Self Normalizing Flows
This addresses a core bottleneck in normalizing flow models for machine learning practitioners, offering a practical improvement for density estimation tasks.
The paper tackles the computational inefficiency of gradient computation for Jacobian determinants in normalizing flows by introducing Self Normalizing Flows, which use learned approximate inverses to reduce complexity from O(D^3) to O(D^2), enabling training of previously infeasible architectures and achieving similar data likelihood values with faster training and better performance than constrained models.

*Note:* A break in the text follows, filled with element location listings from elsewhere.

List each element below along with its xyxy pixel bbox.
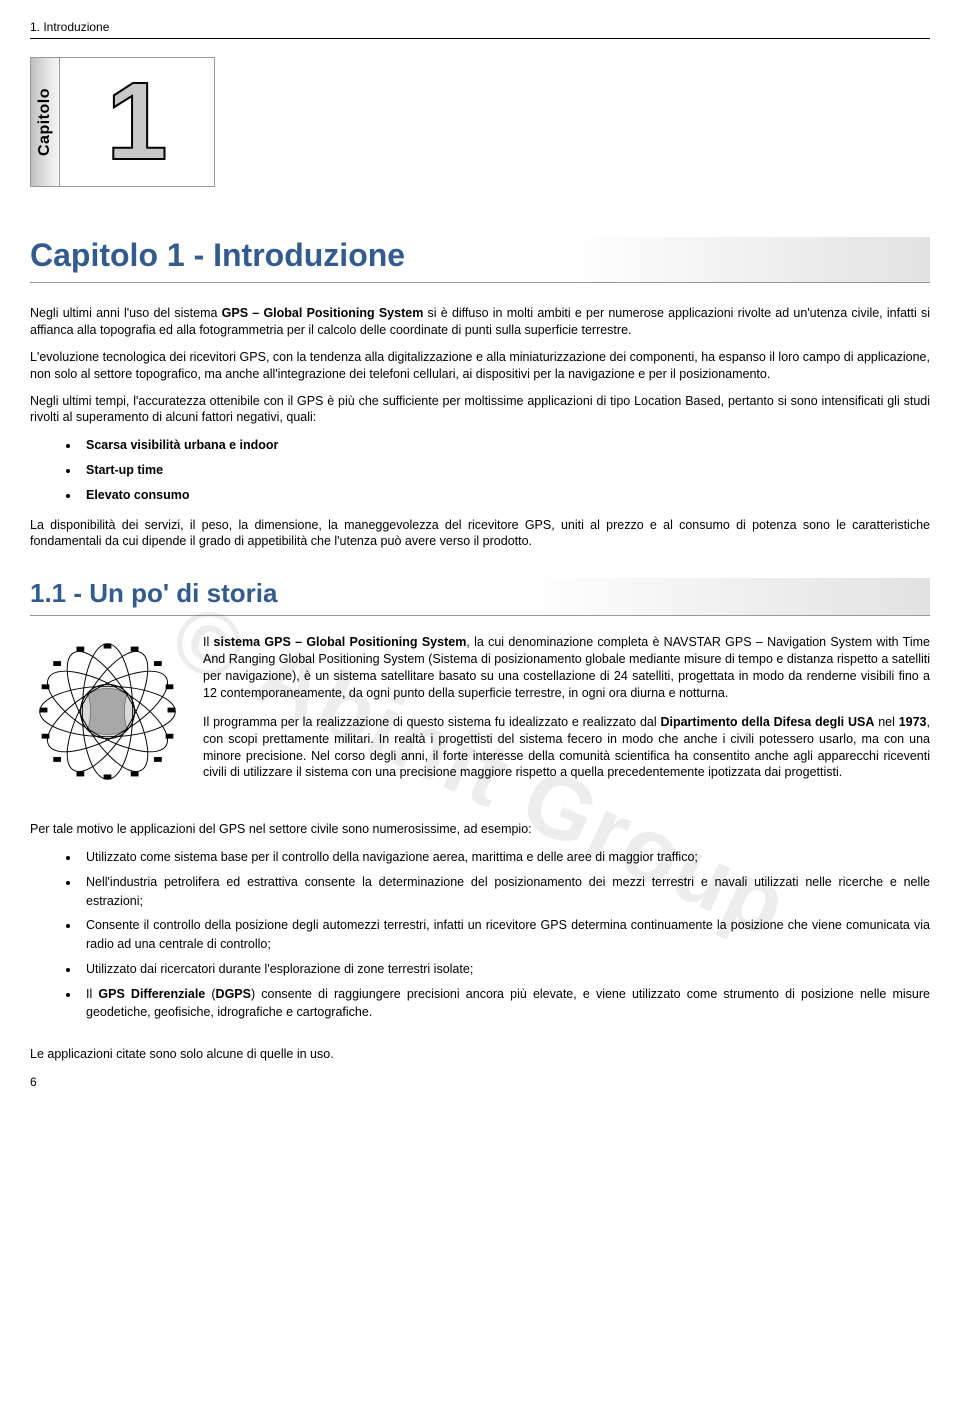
chapter-number: 1: [106, 67, 167, 177]
history-paragraph-1: Il sistema GPS – Global Positioning Syst…: [203, 634, 930, 702]
list-item: Consente il controllo della posizione de…: [80, 916, 930, 954]
bold-span: Dipartimento della Difesa degli USA: [660, 715, 874, 729]
list-item: Utilizzato dai ricercatori durante l'esp…: [80, 960, 930, 979]
list-item: Scarsa visibilità urbana e indoor: [80, 436, 930, 455]
list-item: Start-up time: [80, 461, 930, 480]
chapter-badge-side: Capitolo: [30, 57, 60, 187]
text-span: nel: [874, 715, 898, 729]
bold-span: GPS Differenziale: [98, 987, 205, 1001]
page-header: 1. Introduzione: [30, 20, 930, 39]
bold-span: DGPS: [216, 987, 251, 1001]
applications-list: Utilizzato come sistema base per il cont…: [80, 848, 930, 1022]
orbit-icon: [30, 634, 185, 789]
history-paragraph-2: Il programma per la realizzazione di que…: [203, 714, 930, 782]
intro-paragraph-3: Negli ultimi tempi, l'accuratezza otteni…: [30, 393, 930, 427]
list-item: Il GPS Differenziale (DGPS) consente di …: [80, 985, 930, 1023]
bold-gps: GPS – Global Positioning System: [222, 306, 424, 320]
history-text: Il sistema GPS – Global Positioning Syst…: [203, 634, 930, 793]
list-item: Nell'industria petrolifera ed estrattiva…: [80, 873, 930, 911]
chapter-badge-label: Capitolo: [36, 88, 54, 156]
bold-span: 1973: [899, 715, 927, 729]
list-item: Utilizzato come sistema base per il cont…: [80, 848, 930, 867]
text-span: Il: [203, 635, 214, 649]
page-number: 6: [30, 1075, 37, 1089]
text-span: Il programma per la realizzazione di que…: [203, 715, 660, 729]
satellite-orbit-figure: [30, 634, 185, 789]
applications-intro: Per tale motivo le applicazioni del GPS …: [30, 821, 930, 838]
intro-paragraph-2: L'evoluzione tecnologica dei ricevitori …: [30, 349, 930, 383]
section-title-history: 1.1 - Un po' di storia: [30, 578, 930, 616]
intro-paragraph-1: Negli ultimi anni l'uso del sistema GPS …: [30, 305, 930, 339]
intro-bullets: Scarsa visibilità urbana e indoor Start-…: [80, 436, 930, 504]
chapter-badge-number-box: 1: [60, 57, 215, 187]
text-span: (: [205, 987, 215, 1001]
chapter-badge: Capitolo 1: [30, 57, 215, 187]
intro-paragraph-4: La disponibilità dei servizi, il peso, l…: [30, 517, 930, 551]
list-item: Elevato consumo: [80, 486, 930, 505]
text-span: Negli ultimi anni l'uso del sistema: [30, 306, 222, 320]
closing-paragraph: Le applicazioni citate sono solo alcune …: [30, 1046, 930, 1063]
history-row: Il sistema GPS – Global Positioning Syst…: [30, 634, 930, 793]
text-span: Il: [86, 987, 98, 1001]
bold-span: sistema GPS – Global Positioning System: [214, 635, 467, 649]
chapter-title: Capitolo 1 - Introduzione: [30, 237, 930, 283]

Efficient gradient computation of the Jacobian determinant term is a core problem in many machine learning settings, and especially so in the normalizing flow framework. Most proposed flow models therefore either restrict to a function class with easy evaluation of the Jacobian determinant, or an efficient estimator thereof. However, these restrictions limit the performance of such density models, frequently requiring significant depth to reach desired performance levels. In this work, we propose Self Normalizing Flows, a flexible framework for training normalizing flows by replacing expensive terms in the gradient by learned approximate inverses at each layer. This reduces the computational complexity of each layer's exact update from $\mathcal{O}(D^3)$ to $\mathcal{O}(D^2)$, allowing for the training of flow architectures which were otherwise computationally infeasible, while also providing efficient sampling. We show experimentally that such models are remarkably stable and optimize to similar data likelihood values as their exact gradient counterparts, while training more quickly and surpassing the performance of functionally constrained counterparts.